Hélène tient une épicerie-café sur les hauteurs de Belleville, et élève seule son fils Alain. Quand le petit garçon voit débarquer Vincent, l'amant de sa mère, il le voit comme un ennemi : d'abord il capte toute l'attention de sa maman, transie d'amour pour cet Antillais de 20 ans son cadet, et ensuite... il est noir, ce qui suscite la raillerie de ses camarades du quartier. Jusqu'à ce que Vincent fasse la conquête du petit garçon à force de gentillesse, d'histoires inventées et de clowneries.
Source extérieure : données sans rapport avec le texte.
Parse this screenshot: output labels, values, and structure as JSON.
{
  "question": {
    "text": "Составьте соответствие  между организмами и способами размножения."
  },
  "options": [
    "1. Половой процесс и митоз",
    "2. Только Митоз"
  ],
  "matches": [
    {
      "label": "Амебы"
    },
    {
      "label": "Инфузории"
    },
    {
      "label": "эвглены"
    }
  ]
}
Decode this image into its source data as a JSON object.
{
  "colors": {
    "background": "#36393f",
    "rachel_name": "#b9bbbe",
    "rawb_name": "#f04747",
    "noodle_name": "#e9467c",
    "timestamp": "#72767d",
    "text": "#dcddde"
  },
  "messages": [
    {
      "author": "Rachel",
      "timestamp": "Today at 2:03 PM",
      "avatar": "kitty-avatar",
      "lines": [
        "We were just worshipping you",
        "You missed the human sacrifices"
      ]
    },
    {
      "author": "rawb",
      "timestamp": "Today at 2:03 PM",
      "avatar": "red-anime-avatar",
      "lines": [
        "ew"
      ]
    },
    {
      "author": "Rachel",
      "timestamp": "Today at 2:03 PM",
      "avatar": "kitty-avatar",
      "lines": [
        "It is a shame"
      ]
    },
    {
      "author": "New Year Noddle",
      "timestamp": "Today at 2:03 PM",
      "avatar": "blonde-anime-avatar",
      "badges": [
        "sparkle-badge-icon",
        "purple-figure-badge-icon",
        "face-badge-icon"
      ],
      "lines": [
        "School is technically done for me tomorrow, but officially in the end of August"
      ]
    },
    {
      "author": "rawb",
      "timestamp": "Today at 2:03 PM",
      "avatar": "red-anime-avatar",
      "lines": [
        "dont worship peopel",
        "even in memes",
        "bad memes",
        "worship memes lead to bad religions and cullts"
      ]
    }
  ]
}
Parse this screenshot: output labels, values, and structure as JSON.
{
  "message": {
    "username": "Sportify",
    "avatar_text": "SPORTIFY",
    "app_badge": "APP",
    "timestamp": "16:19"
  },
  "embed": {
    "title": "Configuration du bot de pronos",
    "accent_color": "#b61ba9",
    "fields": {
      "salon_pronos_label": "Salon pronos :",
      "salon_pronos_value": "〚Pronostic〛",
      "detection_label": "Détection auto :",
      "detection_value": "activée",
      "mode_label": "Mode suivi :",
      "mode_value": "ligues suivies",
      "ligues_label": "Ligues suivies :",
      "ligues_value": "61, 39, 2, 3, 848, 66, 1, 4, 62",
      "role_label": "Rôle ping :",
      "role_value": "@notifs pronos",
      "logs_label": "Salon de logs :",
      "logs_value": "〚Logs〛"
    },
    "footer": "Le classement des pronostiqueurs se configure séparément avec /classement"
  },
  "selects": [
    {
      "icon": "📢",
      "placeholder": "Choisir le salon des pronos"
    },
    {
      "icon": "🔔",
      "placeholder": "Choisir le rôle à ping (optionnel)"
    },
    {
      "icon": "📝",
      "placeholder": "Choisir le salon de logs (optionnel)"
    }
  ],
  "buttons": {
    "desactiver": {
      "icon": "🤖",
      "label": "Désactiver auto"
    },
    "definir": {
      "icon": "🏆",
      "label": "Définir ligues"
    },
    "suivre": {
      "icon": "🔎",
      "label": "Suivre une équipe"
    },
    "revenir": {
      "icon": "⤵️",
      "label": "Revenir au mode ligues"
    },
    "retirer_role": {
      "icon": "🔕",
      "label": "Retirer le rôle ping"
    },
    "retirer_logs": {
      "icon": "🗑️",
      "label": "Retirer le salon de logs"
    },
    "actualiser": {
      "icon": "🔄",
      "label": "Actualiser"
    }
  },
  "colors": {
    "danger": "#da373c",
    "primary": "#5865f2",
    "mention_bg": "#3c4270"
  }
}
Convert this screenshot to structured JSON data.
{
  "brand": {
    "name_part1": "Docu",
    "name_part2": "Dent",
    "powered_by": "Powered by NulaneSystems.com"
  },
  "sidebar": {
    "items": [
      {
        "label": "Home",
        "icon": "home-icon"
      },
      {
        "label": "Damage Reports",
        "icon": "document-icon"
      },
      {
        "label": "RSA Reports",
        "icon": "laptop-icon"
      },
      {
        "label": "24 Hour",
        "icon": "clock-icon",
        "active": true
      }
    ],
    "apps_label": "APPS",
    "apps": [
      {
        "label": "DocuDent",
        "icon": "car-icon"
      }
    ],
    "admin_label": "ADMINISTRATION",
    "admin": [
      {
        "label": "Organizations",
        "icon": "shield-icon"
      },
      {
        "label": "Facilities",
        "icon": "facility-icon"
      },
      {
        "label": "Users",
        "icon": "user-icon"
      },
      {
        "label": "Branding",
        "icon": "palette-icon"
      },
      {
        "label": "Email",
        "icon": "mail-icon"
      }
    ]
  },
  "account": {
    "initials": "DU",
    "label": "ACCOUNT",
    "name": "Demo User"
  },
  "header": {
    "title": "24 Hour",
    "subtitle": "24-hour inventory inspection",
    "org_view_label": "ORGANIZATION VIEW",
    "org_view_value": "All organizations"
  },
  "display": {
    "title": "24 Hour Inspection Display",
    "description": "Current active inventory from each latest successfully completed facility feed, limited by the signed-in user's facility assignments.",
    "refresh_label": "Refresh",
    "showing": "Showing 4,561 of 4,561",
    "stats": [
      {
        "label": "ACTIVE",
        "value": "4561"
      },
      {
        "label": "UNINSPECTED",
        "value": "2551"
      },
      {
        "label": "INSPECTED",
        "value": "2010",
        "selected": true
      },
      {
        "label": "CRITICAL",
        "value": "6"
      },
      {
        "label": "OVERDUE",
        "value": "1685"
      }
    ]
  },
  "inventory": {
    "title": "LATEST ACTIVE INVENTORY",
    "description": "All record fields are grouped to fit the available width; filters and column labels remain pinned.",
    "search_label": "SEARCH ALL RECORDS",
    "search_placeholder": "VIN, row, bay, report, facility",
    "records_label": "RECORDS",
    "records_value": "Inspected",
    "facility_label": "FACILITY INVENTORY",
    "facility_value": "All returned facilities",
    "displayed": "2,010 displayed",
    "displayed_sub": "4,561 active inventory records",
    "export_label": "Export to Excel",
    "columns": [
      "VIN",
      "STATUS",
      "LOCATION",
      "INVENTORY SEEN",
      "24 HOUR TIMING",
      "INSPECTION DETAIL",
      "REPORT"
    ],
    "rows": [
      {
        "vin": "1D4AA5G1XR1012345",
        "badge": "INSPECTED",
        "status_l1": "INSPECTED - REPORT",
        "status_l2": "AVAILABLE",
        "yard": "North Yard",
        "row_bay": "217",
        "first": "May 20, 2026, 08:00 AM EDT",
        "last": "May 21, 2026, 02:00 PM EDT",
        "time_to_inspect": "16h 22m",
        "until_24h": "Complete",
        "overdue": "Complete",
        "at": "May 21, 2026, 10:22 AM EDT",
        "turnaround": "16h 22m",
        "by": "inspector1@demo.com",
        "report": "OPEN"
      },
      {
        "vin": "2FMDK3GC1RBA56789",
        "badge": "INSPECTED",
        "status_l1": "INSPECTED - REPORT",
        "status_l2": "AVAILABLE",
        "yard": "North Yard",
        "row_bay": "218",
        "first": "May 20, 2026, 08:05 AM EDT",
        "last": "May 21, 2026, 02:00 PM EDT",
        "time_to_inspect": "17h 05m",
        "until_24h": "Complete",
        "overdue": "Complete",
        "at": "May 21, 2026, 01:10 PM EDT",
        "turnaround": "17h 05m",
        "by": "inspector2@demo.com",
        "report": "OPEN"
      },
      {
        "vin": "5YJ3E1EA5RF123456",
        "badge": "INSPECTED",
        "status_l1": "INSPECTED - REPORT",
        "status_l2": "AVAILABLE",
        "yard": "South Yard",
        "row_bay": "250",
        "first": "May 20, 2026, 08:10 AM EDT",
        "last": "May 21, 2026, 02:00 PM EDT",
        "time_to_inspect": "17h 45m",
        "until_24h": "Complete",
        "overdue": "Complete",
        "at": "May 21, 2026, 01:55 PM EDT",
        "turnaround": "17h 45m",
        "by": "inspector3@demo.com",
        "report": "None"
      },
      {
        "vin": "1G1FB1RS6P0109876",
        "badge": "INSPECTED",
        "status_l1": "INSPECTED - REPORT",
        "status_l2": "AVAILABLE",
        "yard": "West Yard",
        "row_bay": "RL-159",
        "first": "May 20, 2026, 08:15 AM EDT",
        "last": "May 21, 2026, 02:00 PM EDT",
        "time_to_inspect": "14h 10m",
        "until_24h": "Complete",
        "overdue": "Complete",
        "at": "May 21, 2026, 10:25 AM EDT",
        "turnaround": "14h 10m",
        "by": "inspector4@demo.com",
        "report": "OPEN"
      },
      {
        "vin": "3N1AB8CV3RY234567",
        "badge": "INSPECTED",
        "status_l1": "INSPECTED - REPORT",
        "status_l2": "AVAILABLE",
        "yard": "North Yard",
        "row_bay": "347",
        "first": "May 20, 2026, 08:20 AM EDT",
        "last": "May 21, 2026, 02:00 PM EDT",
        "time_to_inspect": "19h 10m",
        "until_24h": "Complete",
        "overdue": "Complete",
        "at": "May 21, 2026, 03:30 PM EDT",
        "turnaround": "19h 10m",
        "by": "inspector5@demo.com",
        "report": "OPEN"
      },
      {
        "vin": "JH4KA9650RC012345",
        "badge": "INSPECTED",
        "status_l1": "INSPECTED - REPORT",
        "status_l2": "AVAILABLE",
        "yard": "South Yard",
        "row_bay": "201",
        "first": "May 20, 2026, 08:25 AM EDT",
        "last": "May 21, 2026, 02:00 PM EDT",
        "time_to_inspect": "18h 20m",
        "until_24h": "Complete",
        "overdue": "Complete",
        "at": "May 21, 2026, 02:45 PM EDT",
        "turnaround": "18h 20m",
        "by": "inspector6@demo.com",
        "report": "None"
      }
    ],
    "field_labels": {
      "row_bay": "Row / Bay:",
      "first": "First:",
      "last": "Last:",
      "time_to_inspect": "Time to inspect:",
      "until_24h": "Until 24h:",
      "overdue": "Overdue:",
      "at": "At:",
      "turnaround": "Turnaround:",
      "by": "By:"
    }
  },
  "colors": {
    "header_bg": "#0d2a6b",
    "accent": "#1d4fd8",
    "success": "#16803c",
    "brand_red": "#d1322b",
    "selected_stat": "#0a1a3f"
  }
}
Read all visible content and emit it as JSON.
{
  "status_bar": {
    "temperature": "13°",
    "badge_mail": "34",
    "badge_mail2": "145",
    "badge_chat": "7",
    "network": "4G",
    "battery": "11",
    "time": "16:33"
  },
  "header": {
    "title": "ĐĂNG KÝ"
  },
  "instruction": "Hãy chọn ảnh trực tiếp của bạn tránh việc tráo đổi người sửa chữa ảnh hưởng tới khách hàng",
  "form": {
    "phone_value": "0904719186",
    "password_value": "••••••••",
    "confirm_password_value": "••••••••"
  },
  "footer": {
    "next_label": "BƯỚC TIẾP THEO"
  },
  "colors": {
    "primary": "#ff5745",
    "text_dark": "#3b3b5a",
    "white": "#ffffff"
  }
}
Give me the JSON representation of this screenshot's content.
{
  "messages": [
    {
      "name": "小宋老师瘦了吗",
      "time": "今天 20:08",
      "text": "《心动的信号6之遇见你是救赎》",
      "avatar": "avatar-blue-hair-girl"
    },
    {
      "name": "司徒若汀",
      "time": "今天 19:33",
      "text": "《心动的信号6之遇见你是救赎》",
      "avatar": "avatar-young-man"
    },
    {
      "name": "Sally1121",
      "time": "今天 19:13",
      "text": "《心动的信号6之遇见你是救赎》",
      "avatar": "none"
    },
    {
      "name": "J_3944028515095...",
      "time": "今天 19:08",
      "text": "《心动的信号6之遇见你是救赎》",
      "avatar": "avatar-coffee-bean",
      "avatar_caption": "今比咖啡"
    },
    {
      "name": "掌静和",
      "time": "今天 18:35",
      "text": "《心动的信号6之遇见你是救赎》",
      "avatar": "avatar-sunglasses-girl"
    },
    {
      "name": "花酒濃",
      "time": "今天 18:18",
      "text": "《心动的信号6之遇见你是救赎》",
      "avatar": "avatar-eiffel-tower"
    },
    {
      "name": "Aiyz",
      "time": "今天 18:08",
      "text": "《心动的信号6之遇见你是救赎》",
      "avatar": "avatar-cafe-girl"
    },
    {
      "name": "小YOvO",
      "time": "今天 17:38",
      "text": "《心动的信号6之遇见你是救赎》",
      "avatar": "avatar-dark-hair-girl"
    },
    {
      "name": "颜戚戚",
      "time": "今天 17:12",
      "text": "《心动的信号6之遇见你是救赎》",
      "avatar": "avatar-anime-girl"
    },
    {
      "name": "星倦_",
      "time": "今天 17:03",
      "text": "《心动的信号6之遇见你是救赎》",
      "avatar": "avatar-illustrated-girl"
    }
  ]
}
Le témoignage d'une époque
Le premier intérêt de ce film oublié depuis un demi siècle, c'est son aspect documentaire : on y découvre le Belleville d'avant le béton, avec ses entrelacs de ruelles et de cours, ses taudis et ses terrains vagues, tout un quartier populaire qui domine le Paris haussmannien et duquel Vincent et Alain vont parfois descendre pour une escapade sur les Grands Boulevards. On y croise une population gouailleuse, pauvre mais solidaire, un vrai village, avec aussi ses bassesses contre les femmes qui assument leurs désirs, ou contre les noirs: car c'est aussi le témoin d'un époque où le mot "nègre" était employé sans vergogne et à tout bout de champ.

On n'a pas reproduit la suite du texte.